Yi Gang, the assistant governor of the People's Bank of China, said the dollar had to continue as key component of the country's 1.4 trillion dollar reserves because it was "the largest currency that we use" in terms of trade and foreign direct investment as well as financial clearances and settlements.
"It is also a very firm policy for China that in our reserves, that the US dollar is the main currency in our reserves and that policy is very firm," he said to a question at a forum in Washington.
Yi, who is also the central bank's director-general of operations, said recent suggestions by a senior Chinese politician as well as a state banker that Beijing shift its largely dollar-based reserves toward presently stronger currencies, like the euro, were mere "opinion."
"There is some discussion or comment from maybe scholars, maybe other persons in China in terms of 'there is huge amount of adjustment of reserves.'
"I think that probably is opinion ... if they want to express their opinion, that will be fine, we consider it, we listen (to) it but that does not change our policy," Yi said at a monetary conference organized by Washington-based CATO Institute.
Comments particularly by Cheng Siwei, vice chairman of China's national parliament, that strong currencies ought to be given more weight in the Chinese reserves to offset the losses in weak ones, sent the US dollar into a tailspin last week.
The market chaos led Federal Reserve Chairman Ben Bernanke and Treasury Secretary Henry Paulson to defend the dollar's position.
"Dollars remain the dominant reserve asset and I expect that to continue to be the case," Bernanke said.
Noting that the greenback had been the world's reserve currency since World War II, Paulson said, "I put the US economy up against any in the world in terms of competitiveness."
Before Yi's remarks Wednesday, the dollar fell close to a new record low against the euro in London as weak US retail sales bolstered speculation of another cut in interest rates by the Federal Reserve.
The single European currency was trading at 1.4658 dollars in New York in early afternoon trading Wednesday, against 1.4600 a day earlier.
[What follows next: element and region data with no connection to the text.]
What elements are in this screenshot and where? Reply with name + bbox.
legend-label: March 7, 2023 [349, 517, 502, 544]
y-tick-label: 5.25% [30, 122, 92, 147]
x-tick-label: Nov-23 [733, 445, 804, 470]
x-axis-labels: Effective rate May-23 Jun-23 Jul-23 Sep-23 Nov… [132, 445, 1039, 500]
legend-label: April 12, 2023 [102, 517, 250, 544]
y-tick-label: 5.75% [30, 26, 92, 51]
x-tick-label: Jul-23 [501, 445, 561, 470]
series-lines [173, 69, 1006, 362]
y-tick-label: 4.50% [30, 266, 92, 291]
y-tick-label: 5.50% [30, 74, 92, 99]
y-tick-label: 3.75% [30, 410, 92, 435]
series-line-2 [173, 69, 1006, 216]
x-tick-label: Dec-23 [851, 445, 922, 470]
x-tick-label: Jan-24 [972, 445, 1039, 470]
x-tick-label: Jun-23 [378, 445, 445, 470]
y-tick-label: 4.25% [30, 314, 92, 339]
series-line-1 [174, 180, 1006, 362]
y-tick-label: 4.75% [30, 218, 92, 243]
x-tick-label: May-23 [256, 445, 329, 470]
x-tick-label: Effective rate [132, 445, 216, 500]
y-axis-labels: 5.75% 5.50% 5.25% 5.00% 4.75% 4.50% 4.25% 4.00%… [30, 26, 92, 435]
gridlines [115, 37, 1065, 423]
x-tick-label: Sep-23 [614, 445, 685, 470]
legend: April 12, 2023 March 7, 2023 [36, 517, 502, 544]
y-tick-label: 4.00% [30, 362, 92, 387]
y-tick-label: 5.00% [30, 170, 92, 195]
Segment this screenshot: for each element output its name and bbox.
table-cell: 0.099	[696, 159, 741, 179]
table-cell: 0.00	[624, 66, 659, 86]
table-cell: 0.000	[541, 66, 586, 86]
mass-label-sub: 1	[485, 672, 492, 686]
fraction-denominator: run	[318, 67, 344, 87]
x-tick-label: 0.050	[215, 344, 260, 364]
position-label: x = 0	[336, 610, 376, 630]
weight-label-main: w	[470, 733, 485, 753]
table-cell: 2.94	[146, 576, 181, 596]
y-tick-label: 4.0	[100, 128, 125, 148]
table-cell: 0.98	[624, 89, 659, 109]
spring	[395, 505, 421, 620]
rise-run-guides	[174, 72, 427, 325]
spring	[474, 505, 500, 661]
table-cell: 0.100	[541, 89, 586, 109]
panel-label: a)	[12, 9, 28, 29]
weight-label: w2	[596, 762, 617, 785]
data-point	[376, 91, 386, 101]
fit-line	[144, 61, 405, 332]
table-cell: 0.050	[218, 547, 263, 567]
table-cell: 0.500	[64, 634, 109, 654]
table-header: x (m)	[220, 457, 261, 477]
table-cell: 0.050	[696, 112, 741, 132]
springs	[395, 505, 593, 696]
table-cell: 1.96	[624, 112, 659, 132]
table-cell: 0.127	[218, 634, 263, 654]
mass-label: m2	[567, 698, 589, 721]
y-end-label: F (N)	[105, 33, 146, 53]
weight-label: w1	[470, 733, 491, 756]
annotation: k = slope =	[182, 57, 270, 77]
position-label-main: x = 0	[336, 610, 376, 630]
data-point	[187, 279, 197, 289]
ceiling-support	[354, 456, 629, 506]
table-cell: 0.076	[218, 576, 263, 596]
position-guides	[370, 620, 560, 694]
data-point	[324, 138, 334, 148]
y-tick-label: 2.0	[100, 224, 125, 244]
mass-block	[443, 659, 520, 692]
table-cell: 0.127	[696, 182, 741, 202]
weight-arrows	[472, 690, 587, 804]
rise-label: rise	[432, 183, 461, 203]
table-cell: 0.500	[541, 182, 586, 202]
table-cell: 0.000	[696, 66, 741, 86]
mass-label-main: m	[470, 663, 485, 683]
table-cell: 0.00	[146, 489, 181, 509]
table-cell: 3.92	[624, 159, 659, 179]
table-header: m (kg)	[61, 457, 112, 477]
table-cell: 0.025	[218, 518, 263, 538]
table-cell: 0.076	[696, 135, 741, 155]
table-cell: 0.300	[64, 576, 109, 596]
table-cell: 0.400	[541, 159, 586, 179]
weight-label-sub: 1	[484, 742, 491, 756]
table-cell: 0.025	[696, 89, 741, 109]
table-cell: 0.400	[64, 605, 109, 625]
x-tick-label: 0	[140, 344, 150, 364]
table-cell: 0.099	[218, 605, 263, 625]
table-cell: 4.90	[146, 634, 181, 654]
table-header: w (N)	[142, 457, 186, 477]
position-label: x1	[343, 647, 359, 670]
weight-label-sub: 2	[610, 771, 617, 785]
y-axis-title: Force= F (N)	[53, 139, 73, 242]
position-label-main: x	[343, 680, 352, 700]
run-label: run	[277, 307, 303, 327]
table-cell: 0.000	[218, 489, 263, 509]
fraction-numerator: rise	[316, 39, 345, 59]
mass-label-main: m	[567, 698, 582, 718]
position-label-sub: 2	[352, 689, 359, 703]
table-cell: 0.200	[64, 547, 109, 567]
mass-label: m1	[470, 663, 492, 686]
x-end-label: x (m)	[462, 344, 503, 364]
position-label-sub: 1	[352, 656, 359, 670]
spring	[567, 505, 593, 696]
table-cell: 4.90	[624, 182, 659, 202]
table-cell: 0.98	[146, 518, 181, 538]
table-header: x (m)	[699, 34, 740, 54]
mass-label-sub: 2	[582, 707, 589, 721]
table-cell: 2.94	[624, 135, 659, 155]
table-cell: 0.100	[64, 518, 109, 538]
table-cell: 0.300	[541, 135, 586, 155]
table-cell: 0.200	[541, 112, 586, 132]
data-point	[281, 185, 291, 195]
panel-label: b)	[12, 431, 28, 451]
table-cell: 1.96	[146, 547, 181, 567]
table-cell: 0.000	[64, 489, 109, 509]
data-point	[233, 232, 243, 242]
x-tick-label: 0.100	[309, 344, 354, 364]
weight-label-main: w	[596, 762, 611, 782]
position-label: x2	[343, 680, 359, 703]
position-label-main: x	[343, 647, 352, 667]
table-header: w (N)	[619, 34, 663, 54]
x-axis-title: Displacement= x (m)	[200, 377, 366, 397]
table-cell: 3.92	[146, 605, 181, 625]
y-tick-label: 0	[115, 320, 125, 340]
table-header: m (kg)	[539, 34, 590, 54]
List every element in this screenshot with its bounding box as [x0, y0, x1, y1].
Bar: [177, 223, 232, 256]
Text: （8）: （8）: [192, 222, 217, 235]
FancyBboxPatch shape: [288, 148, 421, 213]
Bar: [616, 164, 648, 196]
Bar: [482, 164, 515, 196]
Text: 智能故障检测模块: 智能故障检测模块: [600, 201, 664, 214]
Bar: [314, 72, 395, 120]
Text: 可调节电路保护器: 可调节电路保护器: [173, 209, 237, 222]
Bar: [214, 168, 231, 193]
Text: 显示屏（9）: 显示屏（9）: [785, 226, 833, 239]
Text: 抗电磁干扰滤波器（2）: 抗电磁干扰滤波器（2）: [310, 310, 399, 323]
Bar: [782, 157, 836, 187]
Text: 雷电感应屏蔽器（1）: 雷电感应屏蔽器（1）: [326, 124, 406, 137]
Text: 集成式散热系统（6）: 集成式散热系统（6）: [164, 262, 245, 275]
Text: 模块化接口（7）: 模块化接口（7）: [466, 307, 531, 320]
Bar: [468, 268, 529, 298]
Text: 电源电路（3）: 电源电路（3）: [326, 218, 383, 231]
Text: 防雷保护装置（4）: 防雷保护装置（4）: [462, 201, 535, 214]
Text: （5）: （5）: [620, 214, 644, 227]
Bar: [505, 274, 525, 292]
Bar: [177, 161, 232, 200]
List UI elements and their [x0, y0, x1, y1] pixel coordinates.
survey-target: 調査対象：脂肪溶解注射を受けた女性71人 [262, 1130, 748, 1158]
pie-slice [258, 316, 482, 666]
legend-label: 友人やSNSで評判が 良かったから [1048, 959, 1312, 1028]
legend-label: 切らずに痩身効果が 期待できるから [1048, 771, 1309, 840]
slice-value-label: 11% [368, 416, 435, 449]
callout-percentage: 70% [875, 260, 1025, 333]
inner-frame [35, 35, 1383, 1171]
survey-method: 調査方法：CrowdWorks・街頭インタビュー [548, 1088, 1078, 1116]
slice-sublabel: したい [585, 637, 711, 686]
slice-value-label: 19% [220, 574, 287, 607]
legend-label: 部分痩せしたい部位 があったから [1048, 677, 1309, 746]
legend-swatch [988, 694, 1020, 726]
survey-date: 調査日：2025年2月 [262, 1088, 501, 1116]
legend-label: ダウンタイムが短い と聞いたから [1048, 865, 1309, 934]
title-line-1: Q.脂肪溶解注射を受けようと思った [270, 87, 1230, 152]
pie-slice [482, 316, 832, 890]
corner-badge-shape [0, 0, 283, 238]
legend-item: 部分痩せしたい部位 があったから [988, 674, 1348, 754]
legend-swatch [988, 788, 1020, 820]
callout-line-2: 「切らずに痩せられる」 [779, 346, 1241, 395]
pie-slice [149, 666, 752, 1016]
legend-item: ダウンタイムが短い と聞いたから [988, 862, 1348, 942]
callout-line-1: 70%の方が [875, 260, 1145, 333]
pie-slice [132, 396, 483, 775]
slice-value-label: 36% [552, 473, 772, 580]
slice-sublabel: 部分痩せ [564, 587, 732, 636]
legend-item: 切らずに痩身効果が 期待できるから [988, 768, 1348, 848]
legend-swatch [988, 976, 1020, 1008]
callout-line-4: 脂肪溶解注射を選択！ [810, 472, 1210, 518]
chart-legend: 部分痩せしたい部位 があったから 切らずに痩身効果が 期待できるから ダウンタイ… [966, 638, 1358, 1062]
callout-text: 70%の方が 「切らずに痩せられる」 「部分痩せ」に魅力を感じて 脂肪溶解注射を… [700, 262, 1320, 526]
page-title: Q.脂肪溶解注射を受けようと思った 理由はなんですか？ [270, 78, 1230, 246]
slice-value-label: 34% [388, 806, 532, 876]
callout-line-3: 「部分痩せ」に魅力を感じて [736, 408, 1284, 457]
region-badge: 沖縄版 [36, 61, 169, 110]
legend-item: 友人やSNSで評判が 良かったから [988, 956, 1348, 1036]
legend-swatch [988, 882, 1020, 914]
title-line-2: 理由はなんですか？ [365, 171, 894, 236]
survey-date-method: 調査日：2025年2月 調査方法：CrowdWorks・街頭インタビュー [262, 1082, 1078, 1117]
In London Wednesday the euro at one point rose to 1.4725 dollars, just off its record 1.4752, set on November 9.
Yi said while the central bank diversified the major currencies making up its reserves, "the point is the principle for our diversification and the principle that guides us for these reserves is that it should be proportional to our real economic transactions -- meaning trade, FDI (foreign direct investment) and clearance and settlement."
China's forex reserves, which overtook Japan's for the world's top spot in early 2006 and topped 1.43 trillion dollars in late September, have been boosted especially by the nation's huge trade surplus.
About 70 percent of its foreign reserves is generally believed to be held in US dollar-denominated paper, principally US government bonds.
This has proven a less-than-ideal investment, not just due to the low yields on government debt, but also the weakening of the US currency.
Yi also addressed charges that the Chinese yuan currency was being kept artificially low by Beijing to give Chinese exporters an unfair advantage, saying an undervalued yuan "is not in the interest of China."
"The exchange rate debate is an economic issue and we should do more economic analysis...and we should avoid (attempts) to politicize this issue and to make the matter more difficult," he said.
Fred Hu, managing director for Goldman Sachs (Asia), told the conference that he expected the yuan to be fully convertible in about five years and become a major reserve currency by 2020.
"It is conceivable to me that in about five years, the renminbi (yuan) will be fully convertible on the back of progress they (China) have made in financial reforms, banking reforms in particular, exceptionally strong external sector, export competitiveness, ability to attract foreign capital and the large reserves they have in place," he said.